Marian listened with a confusion of wretched feelings. But her
sympathies were strongly with her mother; as well as she could
understand the broken story, her father seemed to have no just
cause for his pitiless rage, though such an occasion would be
likely enough to bring out his worst faults.

'Is he in the study?' she asked.

'No, he went out at twelve o'clock, and he's never been back
since. I feel as if I must do something; I can't bear with it,
Marian. He tells me I'm the curse of his life—yes, he said that. I
oughtn't to tell you, I know I oughtn't; but it's more than I can
bear. I've always tried to do my best, but it gets harder and
harder for me. But for me he'd never be in these bad tempers; it's
because he can't look at me without getting angry. He says I've
kept him back all through his life; but for me he might have been
far better off than he is. It may be true; I've often enough
thought it. But I can't bear to have it told me like that, and to
see it in his face every time he looks at me. I shall have to do
something. He'd be glad if only I was out of his way.'

'Father has no right to make you so unhappy,' said Marian. 'I
can't see that you did anything blameworthy; it seems to me that it
was your duty to try and help Annie, and if it turned out
unfortunately, that can't be helped.
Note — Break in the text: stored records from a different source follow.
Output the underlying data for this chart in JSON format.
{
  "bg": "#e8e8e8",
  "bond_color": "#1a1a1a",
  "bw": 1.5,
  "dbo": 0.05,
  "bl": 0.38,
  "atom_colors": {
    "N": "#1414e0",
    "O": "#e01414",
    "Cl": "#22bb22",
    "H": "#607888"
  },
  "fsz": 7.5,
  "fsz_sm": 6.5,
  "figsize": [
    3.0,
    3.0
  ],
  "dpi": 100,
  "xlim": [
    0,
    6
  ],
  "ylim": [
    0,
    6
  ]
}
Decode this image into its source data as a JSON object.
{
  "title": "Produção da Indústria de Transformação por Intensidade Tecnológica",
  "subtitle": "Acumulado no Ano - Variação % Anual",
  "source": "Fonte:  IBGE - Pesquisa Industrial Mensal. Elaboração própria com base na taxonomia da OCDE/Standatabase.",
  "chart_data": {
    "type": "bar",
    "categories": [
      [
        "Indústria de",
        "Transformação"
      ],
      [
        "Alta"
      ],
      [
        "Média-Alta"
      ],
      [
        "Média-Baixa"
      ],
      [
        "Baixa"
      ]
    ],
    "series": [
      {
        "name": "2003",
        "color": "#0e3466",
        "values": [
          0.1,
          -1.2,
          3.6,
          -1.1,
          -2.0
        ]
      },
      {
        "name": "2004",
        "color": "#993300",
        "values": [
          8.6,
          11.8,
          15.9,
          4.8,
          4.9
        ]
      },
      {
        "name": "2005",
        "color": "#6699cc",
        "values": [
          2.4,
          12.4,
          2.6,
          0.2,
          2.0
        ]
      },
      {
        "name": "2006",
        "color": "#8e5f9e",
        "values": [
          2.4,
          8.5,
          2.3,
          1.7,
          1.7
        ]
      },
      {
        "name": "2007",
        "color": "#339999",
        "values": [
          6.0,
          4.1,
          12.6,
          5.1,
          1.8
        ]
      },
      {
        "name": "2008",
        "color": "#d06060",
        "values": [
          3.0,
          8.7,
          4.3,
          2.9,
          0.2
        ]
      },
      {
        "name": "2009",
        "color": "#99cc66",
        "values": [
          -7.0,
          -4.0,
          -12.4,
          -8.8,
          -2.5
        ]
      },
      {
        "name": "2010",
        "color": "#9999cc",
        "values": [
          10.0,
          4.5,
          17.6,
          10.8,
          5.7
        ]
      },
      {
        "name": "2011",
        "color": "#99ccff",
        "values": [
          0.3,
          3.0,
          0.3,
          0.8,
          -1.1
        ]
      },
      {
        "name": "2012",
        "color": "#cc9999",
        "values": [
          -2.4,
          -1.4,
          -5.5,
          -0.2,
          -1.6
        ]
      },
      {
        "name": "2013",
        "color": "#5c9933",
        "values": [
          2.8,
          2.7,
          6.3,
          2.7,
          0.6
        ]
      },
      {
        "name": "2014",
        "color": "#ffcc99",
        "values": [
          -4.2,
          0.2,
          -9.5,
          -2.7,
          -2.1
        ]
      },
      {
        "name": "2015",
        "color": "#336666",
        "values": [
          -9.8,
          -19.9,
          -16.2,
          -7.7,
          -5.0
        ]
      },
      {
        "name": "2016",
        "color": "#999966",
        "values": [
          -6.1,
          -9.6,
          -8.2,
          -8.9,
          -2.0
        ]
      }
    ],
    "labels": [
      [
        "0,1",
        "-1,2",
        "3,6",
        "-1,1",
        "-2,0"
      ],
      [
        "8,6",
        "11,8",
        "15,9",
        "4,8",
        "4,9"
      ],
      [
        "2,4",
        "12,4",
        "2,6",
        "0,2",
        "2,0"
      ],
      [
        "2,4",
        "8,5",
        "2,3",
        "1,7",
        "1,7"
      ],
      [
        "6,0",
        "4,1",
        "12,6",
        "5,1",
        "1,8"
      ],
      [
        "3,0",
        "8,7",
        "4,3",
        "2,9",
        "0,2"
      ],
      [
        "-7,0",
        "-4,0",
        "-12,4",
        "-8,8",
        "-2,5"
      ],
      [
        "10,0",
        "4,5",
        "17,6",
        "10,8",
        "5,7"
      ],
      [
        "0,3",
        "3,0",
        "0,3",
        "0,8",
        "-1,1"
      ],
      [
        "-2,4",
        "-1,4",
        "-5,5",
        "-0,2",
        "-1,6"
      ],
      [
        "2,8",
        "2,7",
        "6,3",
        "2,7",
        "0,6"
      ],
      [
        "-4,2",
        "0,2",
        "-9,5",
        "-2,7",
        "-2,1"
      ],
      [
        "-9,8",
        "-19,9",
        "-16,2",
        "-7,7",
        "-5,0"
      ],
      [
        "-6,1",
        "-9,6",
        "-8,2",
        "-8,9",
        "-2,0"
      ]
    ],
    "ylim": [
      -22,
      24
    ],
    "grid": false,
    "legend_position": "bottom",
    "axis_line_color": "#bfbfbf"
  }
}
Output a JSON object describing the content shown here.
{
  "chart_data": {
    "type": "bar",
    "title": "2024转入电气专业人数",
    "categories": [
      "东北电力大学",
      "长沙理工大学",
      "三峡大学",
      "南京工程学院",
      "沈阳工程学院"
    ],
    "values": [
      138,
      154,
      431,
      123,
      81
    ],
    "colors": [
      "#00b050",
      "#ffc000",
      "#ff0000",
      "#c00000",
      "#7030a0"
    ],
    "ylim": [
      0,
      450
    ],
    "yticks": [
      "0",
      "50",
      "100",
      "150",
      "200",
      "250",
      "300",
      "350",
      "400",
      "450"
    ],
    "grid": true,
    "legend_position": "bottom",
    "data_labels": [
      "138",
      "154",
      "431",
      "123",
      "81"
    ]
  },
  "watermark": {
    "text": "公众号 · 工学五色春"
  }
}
You oughtn't to think so much
of what father says in his anger; I believe he hardly knows what he
does say. Don't take it so much to heart, mother.'

'I've tried my best, Marian,' sobbed the poor woman, who felt
that even her child's sympathy could not be perfect, owing to the
distance put between them by Marian's education and refined
sensibilities. 'I've always thought it wasn't right to talk to you
about such things, but he's been too hard with me to-day.'

'I think it was better you should tell me. It can't go on like
this; I feel that just as you do. I must tell father that he is
making our lives a burden to us.'

'Oh, you mustn't speak to him like that, Marian! I wouldn't for
anything make unkindness between you and your father; that would be
the worst thing I'd done yet. I'd rather go away and work for my
own living than make trouble between you and him.'

'It isn't you who make trouble; it's father. I ought to have
spoken to him before this; I had no right to stand by and see how
much you suffered from his ill-temper.'

The longer they talked, the firmer grew Marian's resolve to
front her father's tyrannous ill-humour, and in one way or another
to change the intolerable state of things. She had been weak to
hold her peace so long; at her age it was a simple duty to
interfere when her mother was treated with such flagrant injustice.
Her father's behaviour was unworthy of a thinking man, and he must
be made to feel that.

Yule did not return. Dinner was delayed for half an hour, then
Marian declared that they would wait no longer. They two made a
sorry meal, and afterwards went together into the sitting-room. At
eight o'clock they heard the front door open, and Yule's footstep
in the passage. Marian rose.

'Don't speak till to-morrow!' whispered her mother, catching at
the girl's arm. 'Let it be till to-morrow, Marian!'

'I must speak! We can't live in this terror.'

She reached the study just as her father was closing the door
behind him. Yule, seeing her enter, glared with bloodshot eyes;
shame and sullen anger were blended on his countenance.